To measure the acidity or alkalinity of a liquid people use Litmus paper or pH strips. The pH strips determine the pH value whereas Litmus paper only indicates if the substance is acidic or basic (alkaline).

How Does Litmus Paper Work?

Both Litmus paper and pH test strips are small strips of paper coated with a chemical substance that will undergo a reaction when it comes in contact with the liquid being tested. Normally Litmus paper comes in two colors: red or blue. Red Litmus paper turns blue if it comes in contact with a base, alternatively blue Litmus paper turns red with acids. This is a pass or fail type of test that only works with acidic or basic liquids. Neutral solutions do not cause a change of color, although there are some brands of blue Litmus paper that will turn purple if the substance is neutral.

How Do pH Strips Work?

pH strips change color when they come in contact with a solution.
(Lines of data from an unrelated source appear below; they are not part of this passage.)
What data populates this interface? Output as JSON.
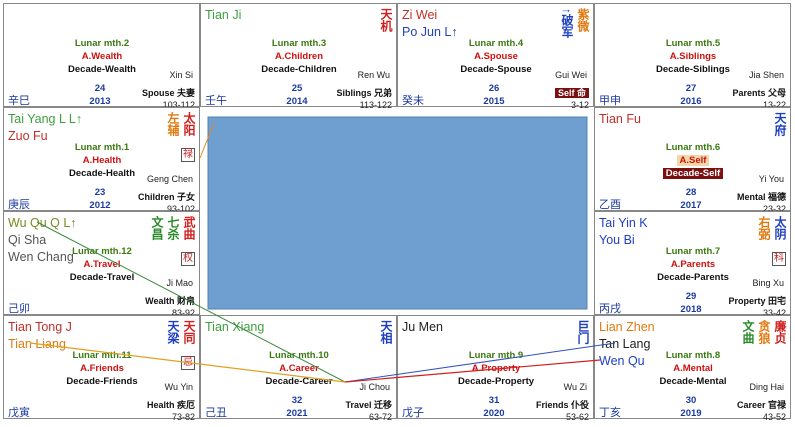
{
  "palaces": [
    {
      "stars": [],
      "glyphs": [],
      "lunar": "Lunar mth.2",
      "aspect": "A.Wealth",
      "decade": "Decade-Wealth",
      "stem": "Xin Si",
      "age": "24",
      "year": "2013",
      "house": "Spouse 夫妻",
      "range": "103-112",
      "branch": "辛巳"
    },
    {
      "stars": [
        {
          "text": "Tian Ji",
          "color": "#3f9f3f"
        }
      ],
      "glyphs": [
        {
          "text": "天机",
          "color": "#d02020"
        }
      ],
      "lunar": "Lunar mth.3",
      "aspect": "A.Children",
      "decade": "Decade-Children",
      "stem": "Ren Wu",
      "age": "25",
      "year": "2014",
      "house": "Siblings 兄弟",
      "range": "113-122",
      "branch": "壬午"
    },
    {
      "stars": [
        {
          "text": "Zi Wei",
          "color": "#c0302a"
        },
        {
          "text": "Po Jun  L↑",
          "color": "#2040c0"
        }
      ],
      "glyphs": [
        {
          "text": "↑破军",
          "color": "#2040c0"
        },
        {
          "text": "紫微",
          "color": "#e07a10"
        }
      ],
      "lunar": "Lunar mth.4",
      "aspect": "A.Spouse",
      "decade": "Decade-Spouse",
      "stem": "Gui Wei",
      "age": "26",
      "year": "2015",
      "house": "Self 命",
      "range": "3-12",
      "branch": "癸未"
    },
    {
      "stars": [],
      "glyphs": [],
      "lunar": "Lunar mth.5",
      "aspect": "A.Siblings",
      "decade": "Decade-Siblings",
      "stem": "Jia Shen",
      "age": "27",
      "year": "2016",
      "house": "Parents 父母",
      "range": "13-22",
      "branch": "甲申"
    },
    {
      "stars": [
        {
          "text": "Tai Yang  L L↑",
          "color": "#3f9f3f"
        },
        {
          "text": "Zuo Fu",
          "color": "#c0302a"
        }
      ],
      "glyphs": [
        {
          "text": "左辅",
          "color": "#e07a10"
        },
        {
          "text": "太阳",
          "color": "#d02020"
        }
      ],
      "badge": "禄",
      "lunar": "Lunar mth.1",
      "aspect": "A.Health",
      "decade": "Decade-Health",
      "stem": "Geng Chen",
      "age": "23",
      "year": "2012",
      "house": "Children 子女",
      "range": "93-102",
      "branch": "庚辰"
    },
    {
      "stars": [
        {
          "text": "Tian Fu",
          "color": "#c0302a"
        }
      ],
      "glyphs": [
        {
          "text": "天府",
          "color": "#2040c0"
        }
      ],
      "lunar": "Lunar mth.6",
      "aspect": "A.Self",
      "decade": "Decade-Self",
      "stem": "Yi You",
      "age": "28",
      "year": "2017",
      "house": "Mental 福德",
      "range": "23-32",
      "branch": "乙酉"
    },
    {
      "stars": [
        {
          "text": "Wu Qu  Q L↑",
          "color": "#7a8a20"
        },
        {
          "text": "Qi Sha",
          "color": "#555555"
        },
        {
          "text": "Wen Chang",
          "color": "#555555"
        }
      ],
      "glyphs": [
        {
          "text": "文昌",
          "color": "#2a8a2a"
        },
        {
          "text": "七杀",
          "color": "#2a8a2a"
        },
        {
          "text": "武曲",
          "color": "#d02020"
        }
      ],
      "badge": "权",
      "lunar": "Lunar mth.12",
      "aspect": "A.Travel",
      "decade": "Decade-Travel",
      "stem": "Ji Mao",
      "house": "Wealth 财帛",
      "range": "83-92",
      "branch": "己卯"
    },
    {
      "stars": [
        {
          "text": "Tai Yin  K",
          "color": "#2040c0"
        },
        {
          "text": "You Bi",
          "color": "#2040c0"
        }
      ],
      "glyphs": [
        {
          "text": "右弼",
          "color": "#e07a10"
        },
        {
          "text": "太阴",
          "color": "#2040c0"
        }
      ],
      "badge": "科",
      "lunar": "Lunar mth.7",
      "aspect": "A.Parents",
      "decade": "Decade-Parents",
      "stem": "Bing Xu",
      "age": "29",
      "year": "2018",
      "house": "Property 田宅",
      "range": "33-42",
      "branch": "丙戌"
    },
    {
      "stars": [
        {
          "text": "Tian Tong  J",
          "color": "#c0302a"
        },
        {
          "text": "Tian Liang",
          "color": "#e07a10"
        }
      ],
      "glyphs": [
        {
          "text": "天梁",
          "color": "#2040c0"
        },
        {
          "text": "天同",
          "color": "#d02020"
        }
      ],
      "badge": "忌",
      "lunar": "Lunar mth.11",
      "aspect": "A.Friends",
      "decade": "Decade-Friends",
      "stem": "Wu Yin",
      "house": "Health 疾厄",
      "range": "73-82",
      "branch": "戊寅"
    },
    {
      "stars": [
        {
          "text": "Tian Xiang",
          "color": "#3f9f3f"
        }
      ],
      "glyphs": [
        {
          "text": "天相",
          "color": "#2040c0"
        }
      ],
      "lunar": "Lunar mth.10",
      "aspect": "A.Career",
      "decade": "Decade-Career",
      "stem": "Ji Chou",
      "age": "32",
      "year": "2021",
      "house": "Travel 迁移",
      "range": "63-72",
      "branch": "己丑"
    },
    {
      "stars": [
        {
          "text": "Ju Men",
          "color": "#222222"
        }
      ],
      "glyphs": [
        {
          "text": "巨门",
          "color": "#2040c0"
        }
      ],
      "lunar": "Lunar mth.9",
      "aspect": "A.Property",
      "decade": "Decade-Property",
      "stem": "Wu Zi",
      "age": "31",
      "year": "2020",
      "house": "Friends 仆役",
      "range": "53-62",
      "branch": "戊子"
    },
    {
      "stars": [
        {
          "text": "Lian Zhen",
          "color": "#e07a10"
        },
        {
          "text": "Tan Lang",
          "color": "#222222"
        },
        {
          "text": "Wen Qu",
          "color": "#2040c0"
        }
      ],
      "glyphs": [
        {
          "text": "文曲",
          "color": "#2a8a2a"
        },
        {
          "text": "贪狼",
          "color": "#e07a10"
        },
        {
          "text": "廉贞",
          "color": "#d02020"
        }
      ],
      "lunar": "Lunar mth.8",
      "aspect": "A.Mental",
      "decade": "Decade-Mental",
      "stem": "Ding Hai",
      "age": "30",
      "year": "2019",
      "house": "Career 官禄",
      "range": "43-52",
      "branch": "丁亥"
    }
  ]
}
The color must be compared with a chart to get a number and determine if the liquid is acidic, basic or neutral. For example, if you are testing a citrus juice, the color change would happen around the 1 or 2 pH level (acidic) whereas water would change color around 7 (neutral).

pH strips are considered to be more sensitive than Litmus paper because Litmus paper cannot give quantitative results. The choice of which method is appropriate depends on the requirements or sensitivity needed for the test.

Both pH strips and Litmus paper are fast, inexpensive and easy-to-use methods to measure the acidity or alkalinity of a substance.